Castan: Marzenia? Mistrzostwo, potem Liga Mistrzów

Mimo złych recenzji w mediach w momencie przyjścia do Romy, zaprzeczył wszystkiemu swoją dobrą postawą na boisku. Leandro Castan, bo o nim mowa, szybko wywalczył sobie pewne miejsce w składzie Giallorossich. Brazylijczyk udzielił wywiadu dla Roma Channel.

 

Jak czujesz się w mieście?

- Bycie tutaj to dla mnie przyjemność, jestem szczęśliwy.

 

Jaki jesteś poza boiskiem?

- Jestem spokojnym chłopakiem, lubię przebywać z rodziną, gdy wychodzę na boisko treningowe i pracuję, zawsze myślę o daniu tego co najlepsze mojej drużynie, chcąc dać radość fanom. Jestem sprawiedliwym piłkarzem, od dziecka zawsze grałem twardo, jednak fair, zawsze patrzę na piłkę. Dal mnie jako obrońcy jest to rzecz najważniejsza. Tak robili również Zago i Aldair, którzy zawsze byli pierwsi przed wszystkiminiedawo także Juan. Rozmawiałem niedawno z Zago i powiedział mi jak ważne są te barwy.

 

Reprezentacja?

- Powołanie było niesamowitym uczuciem, długo na to czekałem. Dziękuję Romie, gdyż to ona dała mi tą szansę.

 

Zeman i system gry...

- Na początku byłem trochę zmartwiony, jednak teraz rozumiem czego chce trener i cała obrona gra coraz lepiej. Tak mocny atak jak nasz potrzebuje silnej obrony, musimy pracować codziennie nad poprawą. Na początku popadliśmy w kłopoty również dlatego, że się nie znaliśmy. Trener prosi nas, abyśmy atakowali piłkę, podoba mi się taka gra.

 

Dodo?

- Wielki piłkarz i dobry człowiek. Balzaretti bardzo dużo z nim rozmawia, aby mu pomóc.


Marquinhos?

- Niesamowity, ma świetną osobowość, nie wydaje się, jakby miał 18 lat, ciężko pracował, aby tu przybyć.

 

Początkowe problemy?

- Wszyscy przyszliśmy z różnych zespołów, kadra bardzo się zmieniła od poprzedniego sezonu. Ciężko było dostosować się do nowego systemu gry, jednak teraz jest coraz lepiej z meczu na mecz.

 

Mecz z Napoli?

- To będzie szczególne spotkanie, jak finał, również dlatego, że oni mają w tabeli dwa punkty więcej od nas. Aby dostać się do Ligi Mistrzów, musimy ich pokonać. Cavani? Razem z Burdisso musimy być ostrożni i go zatrzymać.

 

Dokąd możecie zajść?

- Jesteśmy silną drużyną, jednak musimy to widzieć mecz po meczu. Nie lubię mówić wcześniej, brakuje wielu spotkań, spodziewam się zajścia w tabeli jak najwyżej.

 

Tourne na Florydzie?

- Dobre doświadczenie, okazja, aby być z kolegami i odzyskać trochę energii. Czuję się dobrze i jestem gotowy.

 

Który napastnik jest najtrudniejszy do zatrzymania na treningu?

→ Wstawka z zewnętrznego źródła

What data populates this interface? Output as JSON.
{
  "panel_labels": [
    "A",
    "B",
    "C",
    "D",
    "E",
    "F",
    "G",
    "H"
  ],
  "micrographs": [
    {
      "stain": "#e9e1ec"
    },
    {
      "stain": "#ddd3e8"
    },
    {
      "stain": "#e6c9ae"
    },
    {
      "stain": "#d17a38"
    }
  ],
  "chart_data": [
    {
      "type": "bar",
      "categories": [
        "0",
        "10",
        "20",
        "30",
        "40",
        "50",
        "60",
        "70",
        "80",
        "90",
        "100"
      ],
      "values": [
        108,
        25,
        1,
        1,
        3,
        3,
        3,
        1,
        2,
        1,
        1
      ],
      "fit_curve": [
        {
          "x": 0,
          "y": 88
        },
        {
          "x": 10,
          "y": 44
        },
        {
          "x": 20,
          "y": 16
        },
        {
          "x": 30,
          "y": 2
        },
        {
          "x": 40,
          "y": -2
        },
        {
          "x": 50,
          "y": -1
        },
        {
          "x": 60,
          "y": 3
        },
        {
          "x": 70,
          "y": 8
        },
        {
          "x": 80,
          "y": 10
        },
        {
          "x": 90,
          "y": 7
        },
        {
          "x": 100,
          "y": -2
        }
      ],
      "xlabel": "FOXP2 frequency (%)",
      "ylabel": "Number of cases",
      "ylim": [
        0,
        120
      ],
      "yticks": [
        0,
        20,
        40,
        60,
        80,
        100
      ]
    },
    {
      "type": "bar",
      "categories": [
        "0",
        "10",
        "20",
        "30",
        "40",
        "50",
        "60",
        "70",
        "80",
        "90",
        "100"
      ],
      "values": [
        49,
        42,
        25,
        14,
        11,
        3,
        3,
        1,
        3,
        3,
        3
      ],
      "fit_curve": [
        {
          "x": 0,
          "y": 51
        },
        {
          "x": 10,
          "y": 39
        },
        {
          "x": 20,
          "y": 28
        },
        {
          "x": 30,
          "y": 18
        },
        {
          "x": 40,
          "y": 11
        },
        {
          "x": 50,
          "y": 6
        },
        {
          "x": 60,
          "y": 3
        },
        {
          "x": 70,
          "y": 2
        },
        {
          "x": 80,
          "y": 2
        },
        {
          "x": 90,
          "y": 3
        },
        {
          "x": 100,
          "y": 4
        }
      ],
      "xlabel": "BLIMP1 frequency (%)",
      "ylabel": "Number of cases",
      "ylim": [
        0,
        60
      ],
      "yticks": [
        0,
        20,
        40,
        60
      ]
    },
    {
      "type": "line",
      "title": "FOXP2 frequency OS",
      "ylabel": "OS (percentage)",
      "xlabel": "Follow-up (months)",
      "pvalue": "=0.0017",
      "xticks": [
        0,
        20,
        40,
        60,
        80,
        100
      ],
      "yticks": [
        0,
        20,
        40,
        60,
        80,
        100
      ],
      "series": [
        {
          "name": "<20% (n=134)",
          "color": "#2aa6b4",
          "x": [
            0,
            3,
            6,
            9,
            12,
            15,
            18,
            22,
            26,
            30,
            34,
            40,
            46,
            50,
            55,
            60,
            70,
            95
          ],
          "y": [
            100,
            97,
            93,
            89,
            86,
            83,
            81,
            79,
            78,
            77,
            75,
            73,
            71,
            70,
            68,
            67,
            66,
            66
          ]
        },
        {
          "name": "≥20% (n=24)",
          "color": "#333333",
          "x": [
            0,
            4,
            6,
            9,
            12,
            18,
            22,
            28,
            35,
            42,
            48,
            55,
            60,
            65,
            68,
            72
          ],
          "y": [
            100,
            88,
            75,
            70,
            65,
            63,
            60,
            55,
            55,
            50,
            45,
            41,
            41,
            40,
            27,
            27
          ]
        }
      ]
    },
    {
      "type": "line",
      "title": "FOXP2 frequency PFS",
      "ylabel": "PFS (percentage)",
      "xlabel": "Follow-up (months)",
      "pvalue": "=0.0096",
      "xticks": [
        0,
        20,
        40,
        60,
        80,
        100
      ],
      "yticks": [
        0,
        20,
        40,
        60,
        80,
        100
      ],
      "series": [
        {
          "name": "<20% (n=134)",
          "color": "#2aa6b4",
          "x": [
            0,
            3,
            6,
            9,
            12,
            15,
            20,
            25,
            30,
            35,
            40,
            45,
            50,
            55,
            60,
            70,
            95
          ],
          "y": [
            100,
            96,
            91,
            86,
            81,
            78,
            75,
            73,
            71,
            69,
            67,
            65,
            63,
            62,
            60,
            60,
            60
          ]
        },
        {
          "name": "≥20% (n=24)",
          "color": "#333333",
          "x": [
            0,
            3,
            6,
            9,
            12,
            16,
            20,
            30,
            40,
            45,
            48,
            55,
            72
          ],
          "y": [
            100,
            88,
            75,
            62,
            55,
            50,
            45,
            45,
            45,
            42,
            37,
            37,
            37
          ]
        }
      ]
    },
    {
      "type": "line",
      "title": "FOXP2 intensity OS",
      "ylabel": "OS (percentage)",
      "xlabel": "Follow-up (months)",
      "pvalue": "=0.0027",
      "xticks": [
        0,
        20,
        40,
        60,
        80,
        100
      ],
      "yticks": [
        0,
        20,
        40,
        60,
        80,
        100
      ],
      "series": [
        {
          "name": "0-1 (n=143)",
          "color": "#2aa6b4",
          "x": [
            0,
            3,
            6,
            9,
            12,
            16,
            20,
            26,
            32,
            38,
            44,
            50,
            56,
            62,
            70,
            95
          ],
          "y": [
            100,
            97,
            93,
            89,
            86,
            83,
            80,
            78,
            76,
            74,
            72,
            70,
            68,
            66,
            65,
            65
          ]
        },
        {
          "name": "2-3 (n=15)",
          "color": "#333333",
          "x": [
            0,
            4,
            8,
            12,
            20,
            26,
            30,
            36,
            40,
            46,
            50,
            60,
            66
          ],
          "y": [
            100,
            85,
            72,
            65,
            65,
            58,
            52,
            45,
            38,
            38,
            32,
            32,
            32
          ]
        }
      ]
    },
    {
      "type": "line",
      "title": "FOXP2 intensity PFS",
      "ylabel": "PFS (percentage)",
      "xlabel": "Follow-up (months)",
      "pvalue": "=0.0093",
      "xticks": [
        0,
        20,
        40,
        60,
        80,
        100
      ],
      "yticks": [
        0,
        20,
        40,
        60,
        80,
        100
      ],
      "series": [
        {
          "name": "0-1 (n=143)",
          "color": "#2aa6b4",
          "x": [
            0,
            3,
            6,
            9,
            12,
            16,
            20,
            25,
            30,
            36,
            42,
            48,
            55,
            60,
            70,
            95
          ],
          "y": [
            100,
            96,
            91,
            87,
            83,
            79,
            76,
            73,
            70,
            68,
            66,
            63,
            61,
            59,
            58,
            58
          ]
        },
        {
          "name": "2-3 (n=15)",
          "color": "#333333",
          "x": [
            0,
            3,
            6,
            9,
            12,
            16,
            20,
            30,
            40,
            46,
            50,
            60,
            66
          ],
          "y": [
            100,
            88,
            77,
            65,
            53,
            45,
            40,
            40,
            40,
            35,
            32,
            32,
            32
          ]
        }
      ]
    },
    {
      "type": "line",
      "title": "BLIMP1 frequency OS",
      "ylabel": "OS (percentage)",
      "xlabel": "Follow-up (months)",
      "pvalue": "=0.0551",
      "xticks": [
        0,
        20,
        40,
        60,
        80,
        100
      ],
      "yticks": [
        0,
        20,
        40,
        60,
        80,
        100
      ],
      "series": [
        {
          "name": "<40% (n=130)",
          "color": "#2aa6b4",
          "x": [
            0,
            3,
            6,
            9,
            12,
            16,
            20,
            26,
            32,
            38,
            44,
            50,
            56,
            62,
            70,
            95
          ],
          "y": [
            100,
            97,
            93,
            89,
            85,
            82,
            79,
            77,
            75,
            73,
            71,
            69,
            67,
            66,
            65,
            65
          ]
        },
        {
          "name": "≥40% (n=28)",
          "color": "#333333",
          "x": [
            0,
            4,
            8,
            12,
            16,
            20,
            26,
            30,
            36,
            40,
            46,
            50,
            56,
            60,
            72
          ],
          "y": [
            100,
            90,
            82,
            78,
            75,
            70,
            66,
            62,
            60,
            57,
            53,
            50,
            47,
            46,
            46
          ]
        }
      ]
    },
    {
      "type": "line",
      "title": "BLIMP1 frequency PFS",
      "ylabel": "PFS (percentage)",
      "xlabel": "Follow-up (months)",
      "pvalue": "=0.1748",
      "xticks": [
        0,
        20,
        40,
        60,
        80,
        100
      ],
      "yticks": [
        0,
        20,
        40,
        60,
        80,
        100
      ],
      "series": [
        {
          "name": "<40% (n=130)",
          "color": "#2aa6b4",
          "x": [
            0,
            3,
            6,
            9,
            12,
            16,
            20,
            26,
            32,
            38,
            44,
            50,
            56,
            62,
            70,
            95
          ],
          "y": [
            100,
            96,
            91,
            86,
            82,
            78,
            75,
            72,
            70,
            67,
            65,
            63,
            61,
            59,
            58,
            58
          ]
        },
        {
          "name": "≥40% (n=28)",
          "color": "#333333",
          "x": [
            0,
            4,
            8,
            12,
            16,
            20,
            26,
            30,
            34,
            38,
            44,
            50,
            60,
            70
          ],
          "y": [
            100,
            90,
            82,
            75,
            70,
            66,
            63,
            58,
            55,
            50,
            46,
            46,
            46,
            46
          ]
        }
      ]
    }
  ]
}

- Lamela jest nieprzewidywalny, ale również Destro i Osvaldo. Ze wszystkimi jest ciężko.

 

Totti?

- Jest przykładem dla wszystkich, ciągle pracuje w wieku 36 lat. Bardzo ciężko pracuje dzień po dniu.

 

Odejście Pato?

- Miał dużo kontuzji, myślę, że wróci teraz do Corinthians, aby odzyskać formę, a następnie powrócić do Europy. Brazylia przeżywa dobry moment, jednak sądzę, że wróci do Europy.

 

Przywiązanie kibiców?

- Zawsze to czuję gdy wychodzę z moją rodziną, dla mnie to wielka odpowiedzialność.

 

Mundial w przyszłym roku?

- Jest wielka presja, szczególnie, aby nie dać wygrać Argentynie [śmiech - dod. red.]. Mam nadzieję, że Brazylia może wygrać i podarować satysfakcję kibicom.

 

Rasistowskie okrzyki przeciwko Boatengowi?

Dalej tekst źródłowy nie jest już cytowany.